What seems clear is that neither movement provides a foundation for reconciliation or peacebuilding between peoples. In today’s polarized American society, divided by class and color, Christian Nationalism works to maintain white supremacy. Zionist ideology (Christian or otherwise) likewise perpetuates not only an ethnic divide between Jews and Palestinians but also a social and legal hierarchy, one that obstructs every quest for a just and enduring peace. The binary thinking these two movements share—in which everyone is either Insider or Intruder, Family or Foreigner, with God or against God—is not just lazy and divisive. It is dangerous.

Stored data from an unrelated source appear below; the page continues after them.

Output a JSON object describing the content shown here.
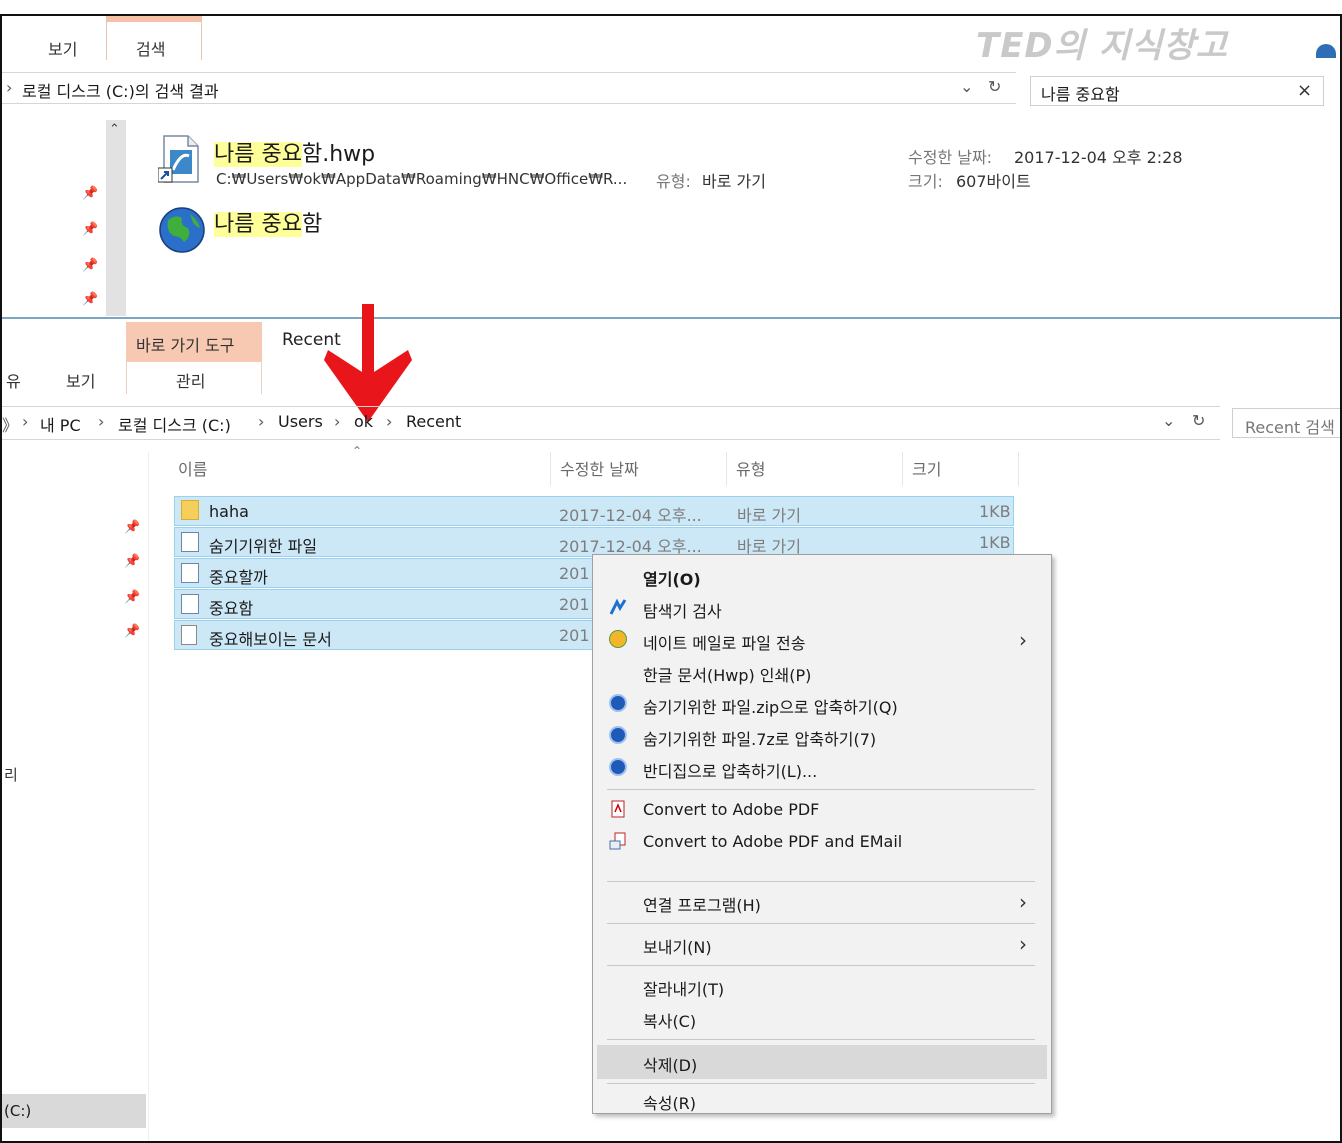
{
  "watermark": "TED의 지식창고",
  "top_window": {
    "tabs": [
      "보기",
      "검색"
    ],
    "address": "로컬 디스크 (C:)의 검색 결과",
    "search_value": "나름 중요함",
    "result1": {
      "name_highlight": "나름 중요",
      "name_rest": "함.hwp",
      "path": "C:₩Users₩ok₩AppData₩Roaming₩HNC₩Office₩R...",
      "type_label": "유형:",
      "type_value": "바로 가기",
      "date_label": "수정한 날짜:",
      "date_value": "2017-12-04 오후 2:28",
      "size_label": "크기:",
      "size_value": "607바이트"
    },
    "result2": {
      "name_highlight": "나름 중요",
      "name_rest": "함"
    }
  },
  "bottom_window": {
    "context_tab": "바로 가기 도구",
    "window_title": "Recent",
    "tab_share": "유",
    "tab_view": "보기",
    "tab_manage": "관리",
    "breadcrumb": {
      "lead": "》",
      "items": [
        "내 PC",
        "로컬 디스크 (C:)",
        "Users",
        "ok",
        "Recent"
      ],
      "sep": "›"
    },
    "search_placeholder": "Recent 검색",
    "columns": [
      "이름",
      "수정한 날짜",
      "유형",
      "크기"
    ],
    "rows": [
      {
        "name": "haha",
        "date": "2017-12-04 오후...",
        "type": "바로 가기",
        "size": "1KB"
      },
      {
        "name": "숨기기위한 파일",
        "date": "2017-12-04 오후...",
        "type": "바로 가기",
        "size": "1KB"
      },
      {
        "name": "중요할까",
        "date": "201"
      },
      {
        "name": "중요함",
        "date": "201"
      },
      {
        "name": "중요해보이는 문서",
        "date": "201"
      }
    ],
    "left_fragment": "리",
    "nav_selected": "(C:)"
  },
  "context_menu": {
    "items": [
      {
        "label": "열기(O)",
        "bold": true
      },
      {
        "label": "탐색기 검사"
      },
      {
        "label": "네이트 메일로 파일 전송"
      },
      {
        "label": "한글 문서(Hwp) 인쇄(P)"
      },
      {
        "label": "숨기기위한 파일.zip으로 압축하기(Q)"
      },
      {
        "label": "숨기기위한 파일.7z로 압축하기(7)"
      },
      {
        "label": "반디집으로 압축하기(L)..."
      },
      {
        "label": "Convert to Adobe PDF"
      },
      {
        "label": "Convert to Adobe PDF and EMail"
      },
      {
        "label": "연결 프로그램(H)"
      },
      {
        "label": "보내기(N)"
      },
      {
        "label": "잘라내기(T)"
      },
      {
        "label": "복사(C)"
      },
      {
        "label": "삭제(D)"
      },
      {
        "label": "속성(R)"
      }
    ],
    "submenu_arrow": "›"
  },
  "colors": {
    "accent_arrow": "#e8161b",
    "selection": "#cce8f7",
    "highlight": "#ffff99"
  }
}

Rev. Dr. Mae Elise Cannon is the Executive Director of Churches for Middle East Peace (CMEP) and editor of “A Land Full of God: Christian Perspectives on the Holy Land.” Dr. Bruce Fisk is Senior Research Fellow for the Network of Evangelicals for the Middle East (NEME).

[1] See Anatol Lieven, America Right or Wrong: An Anatomy of American Nationalism 2nd ed. (Oxford, 2012) and Amy Kaplan, Our American Israel: The Story of an Entangled Alliance (Harvard, 2018).

[2] Whitehead, Andrew, and Samuel Perry, Taking America Back for God: Christian Nationalism in the United States (Oxford, 2020), 38.